Miss Lonelyhearts's first full-blown confession that he does not believe in Christ—an attitude previously hinted but never spelled out—clarifies his moral difficulty. Miss Lonelyhearts is exaggerating somewhat, as he seems to half-believe in Christ. He wants to emulate Christian ideals, but never seems able to accept them into reality. His meeting with Mrs. Doyle sets the stage for an inevitable conflict of his Christian faith. He tries to use Christian morality to dissuade himself from calling her, but his lust is too great and his faith too weak. Highlighting this is the phone booth from which he calls her, in which obscene drawings not only point to the motives of Miss Lonelyhearts's call—sex, which his desire to meet at the phallic obelisk makes especially clear—but also show how all his contact is marked by obscenity of some kind, be it sexual, cynical, or violent.

Fay Doyle is given the title of "Mrs. Doyle," while Mary Shrike, also caught in an unhappy marriage, is known only as "Mary." While Miss Lonelyhearts feels little remorse about taking Mary from her husband, he feels much more guilty about doing so with Mrs. Doyle. Accordingly, West addresses her as "Mrs." to constantly remind us of her status as a wife. What her title also accomplishes, of course, is put into sharp relief the fact that Miss Lonelyhearts is a "Miss," and thus seems smaller than Mrs. Doyle in both title and physique. She is the one who pursues him, who "drag[s]" him to bed, who fights back against her husband—while we have earlier seen Miss Lonelyhearts not react to a punch in the speakeasy. His emasculation is never greater than with Mrs. Doyle, and his unexplained fright stems not so much from guilt over wronging Doyle—yet another grotesque he has abused, albeit indirectly—but from being with a woman much more powerful than he.

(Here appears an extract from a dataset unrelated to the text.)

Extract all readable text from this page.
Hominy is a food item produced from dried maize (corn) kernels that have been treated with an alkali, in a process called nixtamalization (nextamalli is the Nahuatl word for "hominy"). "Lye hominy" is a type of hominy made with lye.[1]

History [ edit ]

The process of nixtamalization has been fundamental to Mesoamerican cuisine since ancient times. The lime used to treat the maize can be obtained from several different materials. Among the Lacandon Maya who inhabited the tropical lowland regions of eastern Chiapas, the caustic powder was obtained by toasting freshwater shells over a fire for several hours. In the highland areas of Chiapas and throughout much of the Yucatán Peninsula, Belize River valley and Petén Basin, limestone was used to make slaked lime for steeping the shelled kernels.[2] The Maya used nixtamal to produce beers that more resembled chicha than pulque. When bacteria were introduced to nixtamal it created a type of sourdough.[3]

Miss Lonelyhearts's comment about Americans and their penchant for breaking stones recalls the previous symbolic associations with stones, such as Shrike's "daily stone" that resides in Miss Lonelyhearts's gut, or as the weapon used to kill the sacrificial lamb. Whatever the stone represents—possibly an admission of sin as the stone that Miss Lonelyhearts cannot cast, perhaps a bloody instrument of mercy in the sacrifice—it is undoubtedly a permanent, cold, strong force of nature that man has tried to defeat and shape to his own violent purpose. In the novel's chronological progression, the stones do seem to inflict more cruel damage. In the episode of the lamb, Miss Lonelyhearts amends the botched sacrifice by knife with the stone—a harsh death, to be sure, but one borne from mercy. With the "daily stone," Shrike wants Miss Lonelyhearts to shape the stone into false hope for the readers—a seemingly harmless action, but the product of a cynical, faithless age. Finally, skyscrapers seem like a march toward progress, but are actually towering testaments to man's desire, quite literally, to scrape the sky and violently attack nature itself.